The amazing thing is that people usually don’t confuse gray with one of the RGB colours (or possibly with one of the colours that you get from reducing one of the above). It would seem to require a rather complicated and ongoing calibration mechanism.
Interesting. This makes me less skeptical of Derren Brown’s color illusion video (summary: a celebrity mentalist uses NLP techniques to convince a woman yellow is red, red is black etc.).
It’s only a small step away from what complete amateurs can do in a room in a university. Human judgement is careful not to get caught up with the actual real world when there is social influence at stake!
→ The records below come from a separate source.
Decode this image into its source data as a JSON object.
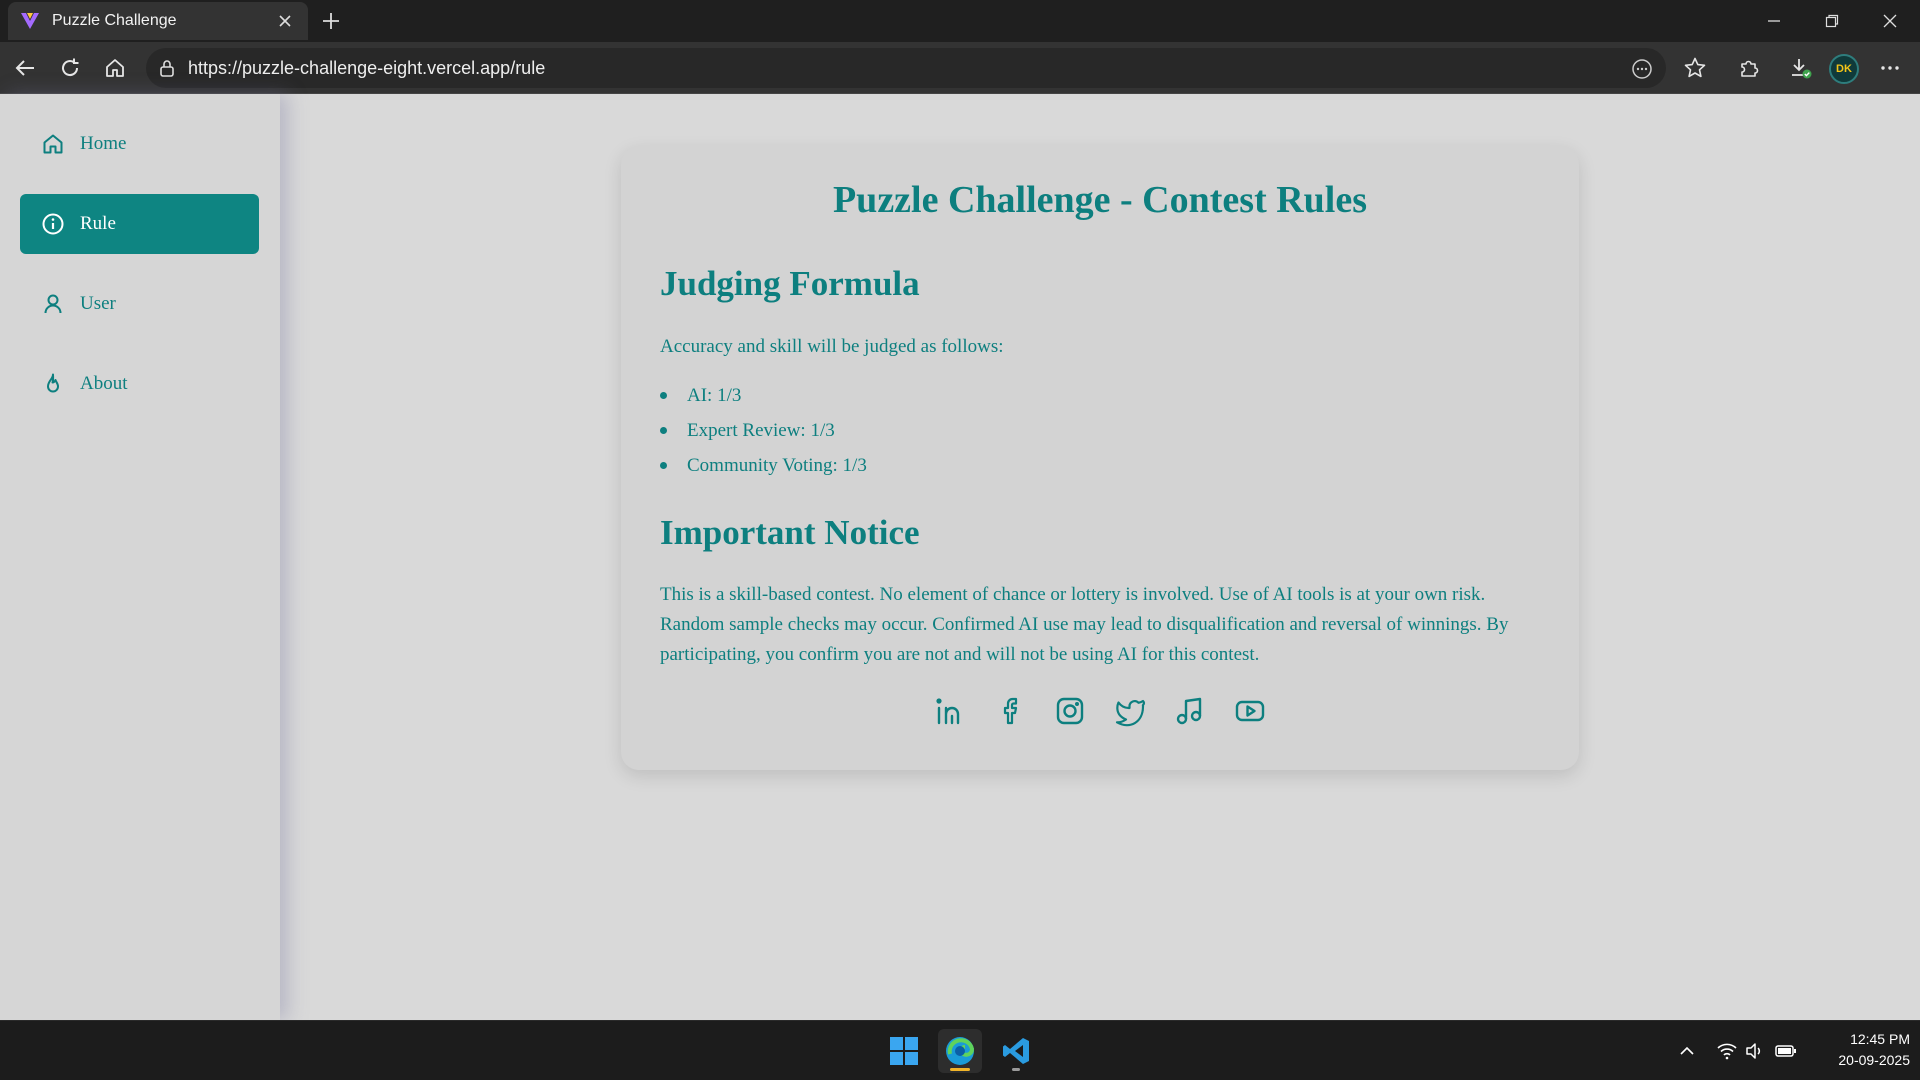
{
  "browser": {
    "tab_title": "Puzzle Challenge",
    "url": "https://puzzle-challenge-eight.vercel.app/rule",
    "profile_initials": "DK"
  },
  "sidebar": {
    "items": [
      {
        "label": "Home",
        "icon": "home-icon",
        "active": false
      },
      {
        "label": "Rule",
        "icon": "info-icon",
        "active": true
      },
      {
        "label": "User",
        "icon": "user-icon",
        "active": false
      },
      {
        "label": "About",
        "icon": "flame-icon",
        "active": false
      }
    ]
  },
  "content": {
    "title": "Puzzle Challenge - Contest Rules",
    "judging": {
      "heading": "Judging Formula",
      "intro": "Accuracy and skill will be judged as follows:",
      "items": [
        "AI: 1/3",
        "Expert Review: 1/3",
        "Community Voting: 1/3"
      ]
    },
    "notice": {
      "heading": "Important Notice",
      "text": "This is a skill-based contest. No element of chance or lottery is involved. Use of AI tools is at your own risk. Random sample checks may occur. Confirmed AI use may lead to disqualification and reversal of winnings. By participating, you confirm you are not and will not be using AI for this contest."
    },
    "socials": [
      "linkedin-icon",
      "facebook-icon",
      "instagram-icon",
      "twitter-icon",
      "music-icon",
      "youtube-icon"
    ]
  },
  "taskbar": {
    "time": "12:45 PM",
    "date": "20-09-2025"
  },
  "colors": {
    "accent": "#0e8582",
    "text_teal": "#0d7f7f",
    "page_bg": "#d9d9d9"
  }
}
I don’t think social influence alone is a good explanation for the delusion in the video. Or more precisely, I don’t think the delusion in the video can be explained as just a riff on the Asch conformity experiment.
I agree (for the right definition of ‘social influence’, of course). That ‘small step away’ really is a step away.
Derren Brown’s explanations for his effects are not to be relied on. Remember, he is a magician. Misdirection is one of the pillars of conjuring, and a plausible lie is a powerful misdirector.
I’m merely less skeptical that the woman in the video is a stooge after hearing what Nancy had to say. But yes, the anchoring techniques he uses in the video might be nothing but deliberate misdirection.
This is an excellent example, because it illustrates the two different ways one can be ‘mistaken’:
Having a mistaken ‘folk theory’ of subjective experiences.
Being wrong about the “contents of my own consciousness” as Yvain puts it.
What you call “implausible” here is just something that would cause you to radically change your theory of subjective experience. One can trivially eliminate “mistakes” in Yvain’s sense, simply by making ad hoc revisions to one’s “folk psychology”. The trouble is that, on the one hand, the “folk theory” cannot simply be ditched or we would have no way to even describe what we saw, but on the other, insofar as we have a theory at all, we cannot be certain that it won’t need to be revised.
The bottom line is that ‘infallibility’ is nowhere to be found.